Décès de Jean-Claude Lenoir, infatigable secouriste des migrants – Libération
Le bénévole de 72 ans est décédé jeudi soir à Calais, après avoir passé des décennies à héberger, nourrir et aider les exilés, gardant toute son indignation et son humanité malgré les pressions policières et judiciaires.

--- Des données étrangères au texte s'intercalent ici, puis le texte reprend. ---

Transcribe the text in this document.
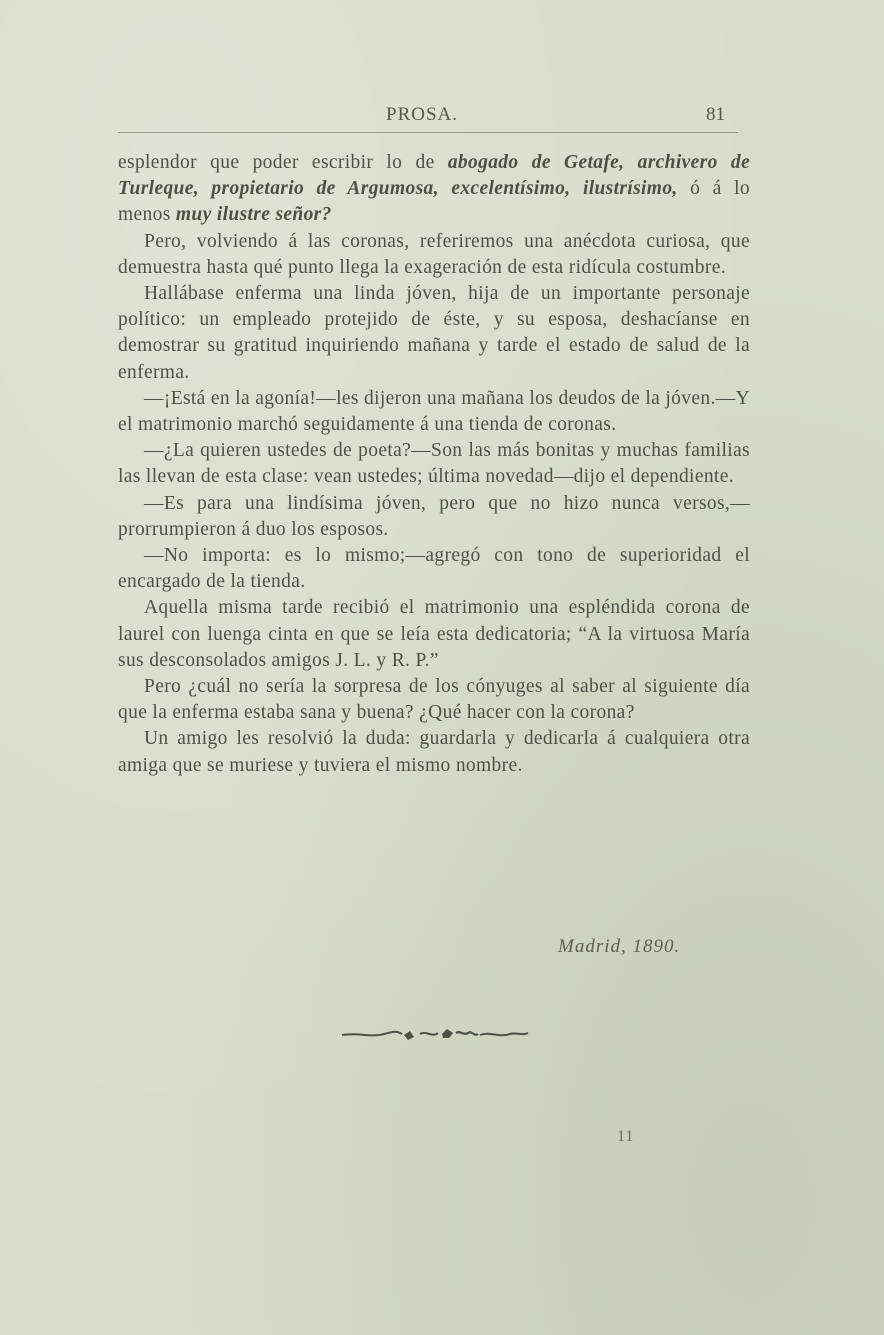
PROSA.	81

esplendor que poder escribir lo de abogado de Getafe, archivero de Turleque, propietario de Argumosa, excelentísimo, ilustrísimo, ó á lo menos muy ilustre señor?

Pero, volviendo á las coronas, referiremos una anécdota curiosa, que demuestra hasta qué punto llega la exageración de esta ridícula costumbre.

Hallábase enferma una linda jóven, hija de un importante personaje político: un empleado protejido de éste, y su esposa, deshacíanse en demostrar su gratitud inquiriendo mañana y tarde el estado de salud de la enferma.

—¡Está en la agonía!—les dijeron una mañana los deudos de la jóven.—Y el matrimonio marchó seguidamente á una tienda de coronas.

—¿La quieren ustedes de poeta?—Son las más bonitas y muchas familias las llevan de esta clase: vean ustedes; última novedad—dijo el dependiente.

—Es para una lindísima jóven, pero que no hizo nunca versos,—prorrumpieron á duo los esposos.

—No importa: es lo mismo;—agregó con tono de superioridad el encargado de la tienda.

Aquella misma tarde recibió el matrimonio una espléndida corona de laurel con luenga cinta en que se leía esta dedicatoria; “A la virtuosa María sus desconsolados amigos J. L. y R. P.”

Pero ¿cuál no sería la sorpresa de los cónyuges al saber al siguiente día que la enferma estaba sana y buena? ¿Qué hacer con la corona?

Un amigo les resolvió la duda: guardarla y dedicarla á cualquiera otra amiga que se muriese y tuviera el mismo nombre.

Madrid, 1890.
11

Combien de ministres de l’Intérieur a-t-il vu passer et disparaître ? Jean-Claude Lenoir aurait compté sur ses doigts, l’œil plaisant derrière ses lunettes, de Nicolas Sarkozy en 2002, à la fermeture de Sangatte, le centre de la Croix-Rouge qui accueillait les exilés en partance pour le Royaume-Uni, jusqu’à Gérald Darmanin, venu saluer la frontière renforcée à coups de drones et de quads sur la plage. L’infatigable bénévole, l’un des membres fondateurs de Salam, la plus ancienne association d’aide aux exilés de Calais, est décédé jeudi 11 juillet au soir, dans un accident de la route, sur le quai de l’Escaut.

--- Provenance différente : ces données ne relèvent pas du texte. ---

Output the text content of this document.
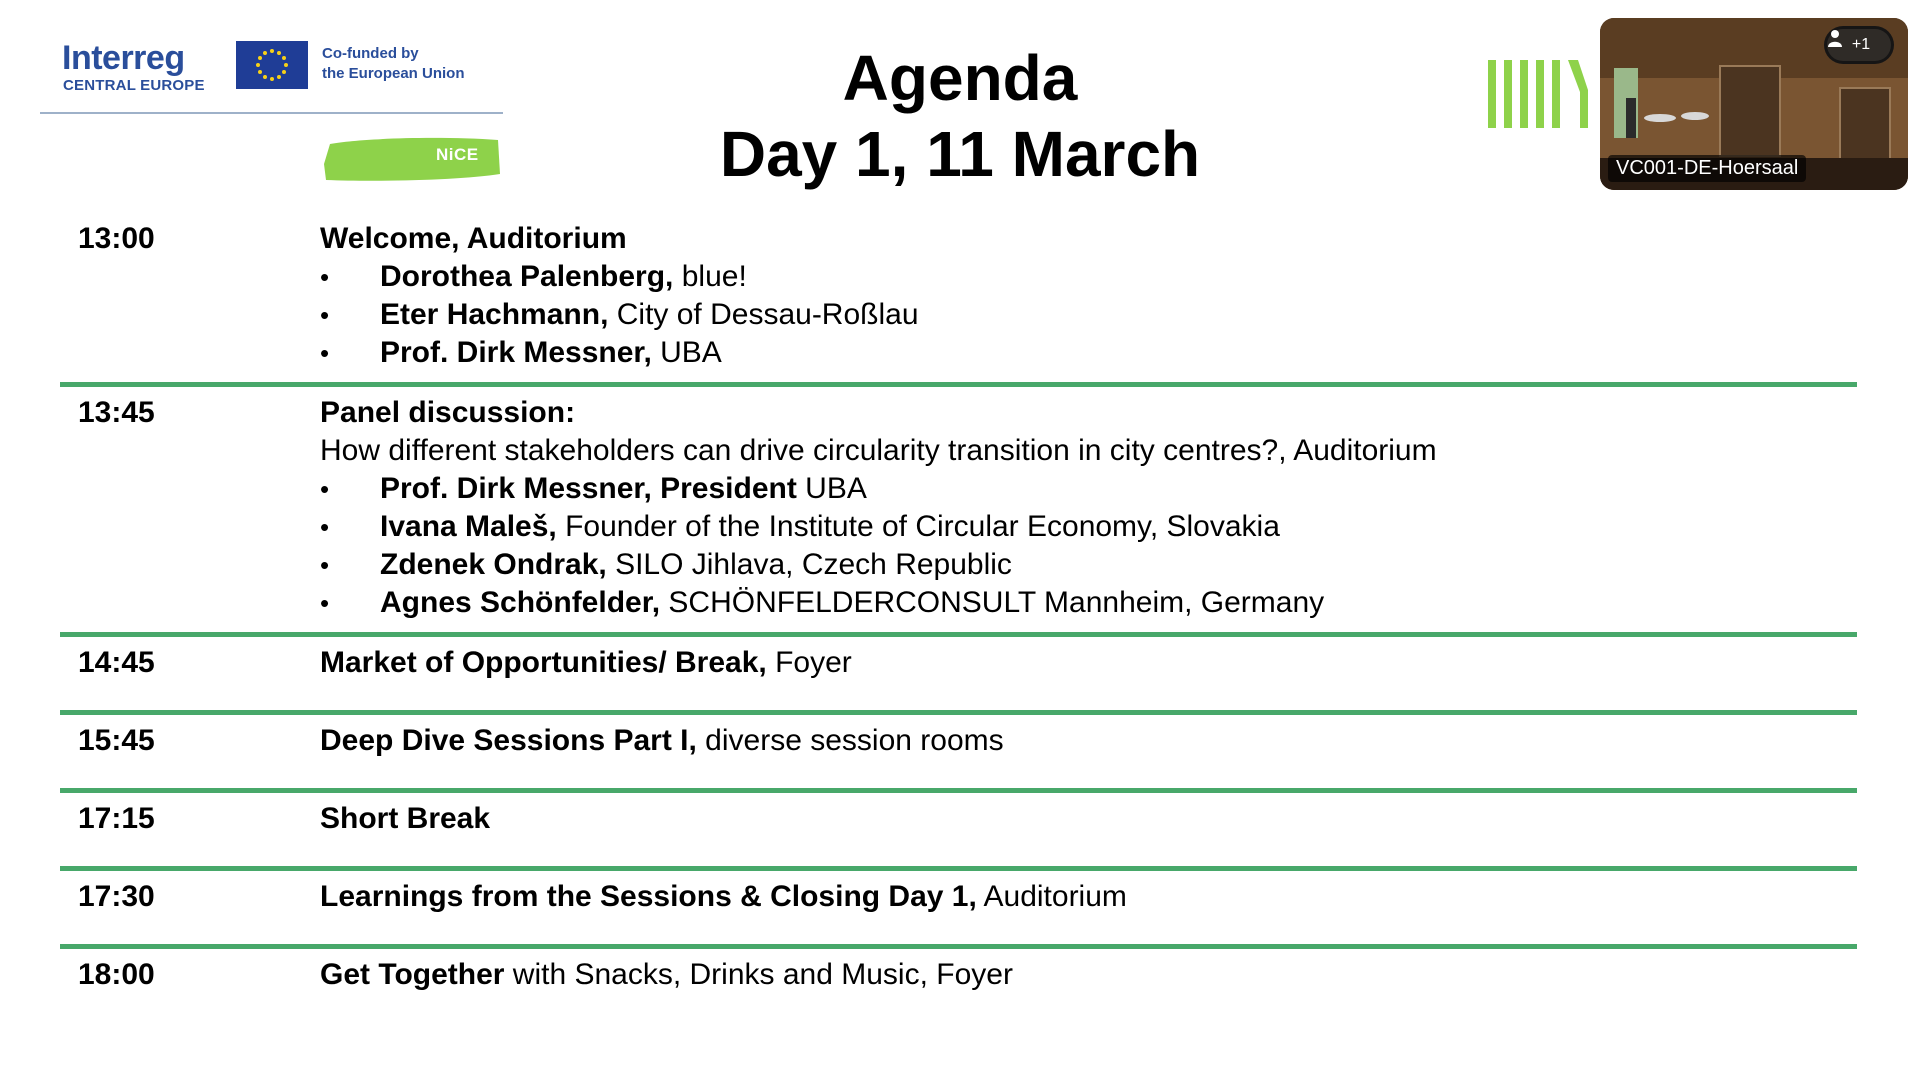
Interreg
CENTRAL EUROPE
Co-funded by
the European Union
NiCE
Agenda
Day 1, 11 March
+1
VC001-DE-Hoersaal
13:00	Welcome, Auditorium
• Dorothea Palenberg, blue!
• Eter Hachmann, City of Dessau-Roßlau
• Prof. Dirk Messner, UBA
13:45	Panel discussion:
How different stakeholders can drive circularity transition in city centres?, Auditorium
• Prof. Dirk Messner, President UBA
• Ivana Maleš, Founder of the Institute of Circular Economy, Slovakia
• Zdenek Ondrak, SILO Jihlava, Czech Republic
• Agnes Schönfelder, SCHÖNFELDERCONSULT Mannheim, Germany
14:45	Market of Opportunities/ Break, Foyer
15:45	Deep Dive Sessions Part I, diverse session rooms
17:15	Short Break
17:30	Learnings from the Sessions & Closing Day 1, Auditorium
18:00	Get Together with Snacks, Drinks and Music, Foyer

Il conduisait une camionnette Salam. « Il avait un cœur fragile et, de temps en temps, il avait des évanouissements. »explique Claire Millot, sa collègue de l’association. « Nous sommes presque certains que c’est ce qui s’est passé, que le camion a traversé un terre-plein central comme ça avant de tomber dans le canal. » Jean-Claude Lenoir s’est noyé, ironie du sort, lui qui était un excellent nageur, président du comité départemental de voile et du yacht club du Calaisis. Il aurait eu 73 ans en août.

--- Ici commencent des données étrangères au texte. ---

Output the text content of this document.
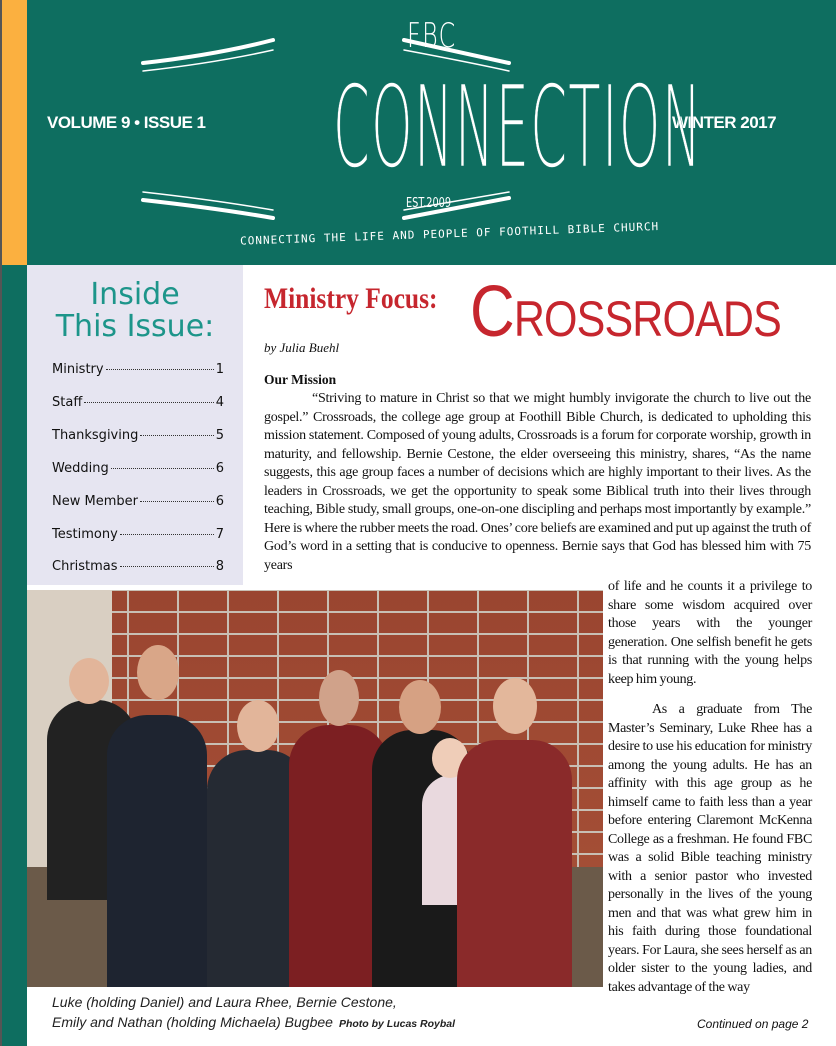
VOLUME 9 • ISSUE 1	WINTER 2017
FBC
CONNECTION
EST.2009
CONNECTING THE LIFE AND PEOPLE OF FOOTHILL BIBLE CHURCH
Inside
This Issue:
Ministry	1
Staff	4
Thanksgiving	5
Wedding	6
New Member	6
Testimony	7
Christmas	8
Ministry Focus: Crossroads
by Julia Buehl
Our Mission

“Striving to mature in Christ so that we might humbly invigorate the church to live out the gospel.” Crossroads, the college age group at Foothill Bible Church, is dedicated to upholding this mission statement. Composed of young adults, Crossroads is a forum for corporate worship, growth in maturity, and fellowship. Bernie Cestone, the elder overseeing this ministry, shares, “As the name suggests, this age group faces a number of decisions which are highly important to their lives. As the leaders in Crossroads, we get the opportunity to speak some Biblical truth into their lives through teaching, Bible study, small groups, one-on-one discipling and perhaps most importantly by example.” Here is where the rubber meets the road. Ones’ core beliefs are examined and put up against the truth of God’s word in a setting that is conducive to openness. Bernie says that God has blessed him with 75 years

of life and he counts it a privilege to share some wisdom acquired over those years with the younger generation. One selfish benefit he gets is that running with the young helps keep him young.

As a graduate from The Master’s Seminary, Luke Rhee has a desire to use his education for ministry among the young adults. He has an affinity with this age group as he himself came to faith less than a year before entering Claremont McKenna College as a freshman. He found FBC was a solid Bible teaching ministry with a senior pastor who invested personally in the lives of the young men and that was what grew him in his faith during those foundational years. For Laura, she sees herself as an older sister to the young ladies, and takes advantage of the way

Luke (holding Daniel) and Laura Rhee, Bernie Cestone,
Emily and Nathan (holding Michaela) Bugbee Photo by Lucas Roybal	Continued on page 2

« Je pense que la France aura perdu »
Nous l’avons rencontré en 2004, lors de son procès pour « accompagnement au séjour des personnes en situation irrégulière »où il avait été condamné mais libéré de sa peine. Ce que les militants de l’époque appelaient le « crime de solidarité ». A la barre du tribunal de Boulogne-sur-Mer, il avait déclaré : « J’ai accueilli une maman avec un bébé de six mois, j’ai accueilli quelqu’un qui n’avait plus de jambes. Si, ce soir, je vais en prison pour ça, je pense que la France aura perdu. » Il avait souffert d’un contrôle judiciaire préventif, de devoir se présenter au commissariat, de ne plus pouvoir voyager à l’étranger. « Celui qui n’a jamais quitté Calais ! » rigole Claire Millot. En 2008, il a également été placé en garde à vue pour « insulte à un officier », avant d’être détendu.
Combien de fois l’avons-nous croisé lors des distributions de nourriture, dans son chaud coupe-vent de marin, qui sait combien les nuits sont froides sur la côte. L’ancien professeur de technologie a daté son entrée dans l’action associative de l’époque de la fermeture du centre de Sangatte : « Devant mon école, il y a un parc où dormaient des Kosovars. Les flics les poursuivaient quand les élèves arrivaient en cours. Je n’ai pas trouvé ça très pédagogique, d’autant plus que pendant la récréation, ils jouaient aux flics et aux Kosovars. »
« Ça a fini de m’énerver »
Alors un jour, quand il voit des exilés s’abriter d’une pluie torrentielle sous un porche près de sa maison, il les laisse entrer pour se sécher, leur offre du thé. Il sort avec eux, contrôle de police : « Je n’avais pas mes papiers sur moi, j’ai passé quatre heures au commissariat. Ça m’a vraiment énervé. » Claire Millot pense que cela a commencé plus tôt, au milieu des années 90 : « Il partait seul en maraude dans les dunes, avec des boîtes de sardines dans sa veste qu’il donnait aux migrants qu’il croisait. » Elle regrette : « C’était une personne très modeste qui parlait très peu de lui-même. » Avec l’âge, il n’était plus sur le terrain, depuis l’expulsion de la grande jungle de Calais en 2016, mais s’occupait de toute l’administration de l’association.
L’indignation ne l’a jamais quitté, en humaniste respectueux des autres. La mort de quatre exilés dans un naufrage la nuit suivant son accident l’aurait ébranlé, comme toujours. Il ne se reconnaît pas dans la radicalité de certains militants, mais Jean-Claude Lenoir estime qu’il a le devoir d’agir. Son dernier geste citoyen a été de faire barrage au RN, en votant pour Pierre-Henri Dumont, le député LR sortant, aux positions dures sur les migrants, raconte Claire Millot. Le geste n’a servi à rien, le RN est passé, mais Jean-Claude Lenoir n’a pas tremblé. Comme d’habitude.